The calendar tells me it’s springtime.
Another season, gone like the days of shoelaces and sleeping bags.
So let’s move on, together.

and keep on practicing for the real thing.

Minutes to Miles

I’ve been searching my entire life for a moment I can’t explain, buried beneath the floorboards and under a bed–not sure if it’s mine or yours.

I think I found it;

But I wonder if you: remember my wit,
or the moment I forget what I’m thinking,
or me at my ripest, forgetting who I’ve forgiven, turning my back on the sunshine.
(did you find it, too?)

I think I’m my own worst enemy—but I like the enemy, a lot.

If daylight was painted green,
I’d pretend to turn off the lights so our hearts could ignite under the sky.

Some people are here to show us what we deserve.

I just want the chance to cross another bridge with you.

Turning to Spring

I’ve always felt at home in the city that never sleeps.

But I can barely breathe in the town where I sleep.

Where I come from, there’s no such thing as  gravel road or a farmer’s family.

No one ever said growing up would be easy;

but I guess no one ever grew up thousands of miles away from home.

I’m turning to spring… where the trees turn green;

the sky lights up the night, and my hands are warm.

I’m turning to spring, where I feel alive in the sunshine;

and I think it’ll start to feel like home

when my smile can’t hide behind pink lips, and the chill of winter is behind me.

holidays won’t be an option; and hours meant for sleeping won’t make my heart (and eyes) feel so heavy.

You told me I wouldn’t fall apart.

I won’t.

 

Inspiration Vacation

We’re a couple of sleepless souls, but if you would, I’d

Rest my bones on yours and show you the secrets behind my scars.

Sink your teeth into my heart. Put me on the

Front burner, and I’ll bury your

Dreams on my balcony and kiss you on the mouth.

The screams of summer have been silenced and now the

Sidewalks need sweeping, but when I brush my

Skin on yours I feel like I’ve never been afraid of anything, and the

Bridges of your back bring me home.

When I feel like I don’t have one anymore.

I don’t.

Getting There.

I turned heat on for the first time in my adult life. I know it sounds so trivial, but there are so many things I’m realizing I haven’t done yet …and now that I live in a place that gets bitterly cold, there are plenty more new experiences to come. I love new experiences.

I’m learning a lot. I think every day is a learning experience, and I feel immersed in what I am doing. It’s a pretty great feeling when you leave after a long day of work and you feel accomplished, and that hard work really does pay off.

I think sometimes it’s hard to stay grounded when I sit here, miles away from all the people I love and the people who love me, with the places I know so well so far behind me. At times I wonder what I would be doing had I decided to move back to Sevilla, the greatest place I’ve ever known… or what I’d be doing back in Tempe with the people who I love and understand the most. But then I am reminded, I’ve left and made so many places feel like home, and all the people I’ve left behind won’t ever leave my heart or mind.

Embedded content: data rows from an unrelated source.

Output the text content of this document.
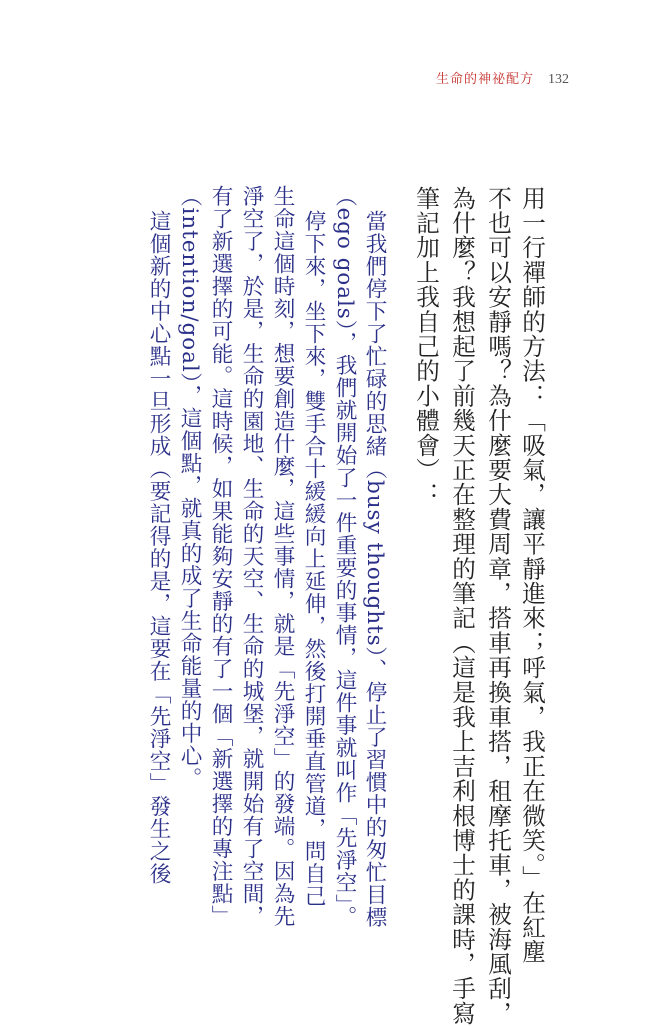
生命的神祕配方 132
用一行禪師的方法：「吸氣，讓平靜進來；呼氣，我正在微笑。」在紅塵
不也可以安靜嗎？為什麼要大費周章，搭車再換車搭，租摩托車，被海風刮，
為什麼？我想起了前幾天正在整理的筆記（這是我上吉利根博士的課時，手寫
筆記加上我自己的小體會）：
當我們停下了忙碌的思緒（busy thoughts）、停止了習慣中的匆忙目標
（ego goals），我們就開始了一件重要的事情，這件事就叫作「先淨空」。
停下來，坐下來，雙手合十緩緩向上延伸，然後打開垂直管道，問自己
生命這個時刻，想要創造什麼，這些事情，就是「先淨空」的發端。因為先
淨空了，於是，生命的園地、生命的天空、生命的城堡，就開始有了空間，
有了新選擇的可能。這時候，如果能夠安靜的有了一個「新選擇的專注點」
（intention/goal），這個點，就真的成了生命能量的中心。
這個新的中心點一旦形成（要記得的是，這要在「先淨空」發生之後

And I hope I’ve left my mark on the people and places like they’ve left on me.

Things get hard when I have to go to bed at 7 p.m. It’s a crazy feeling; it sometimes feels surreal. But I love it. It inspires me. It drives me. And this is something I want to do for the rest of my life. I am now certain it is. That alone drives and inspires me.

I gave up a lot to start my career at 21. I gave up late nights of partying, traveling around Europe, and being surrounded by my best friends. But I know it’s worth it.

I guess I’m just settling in. I think growing up is hard to do, especially after the four years I had at ASU & in Spain. But I think I’m getting there.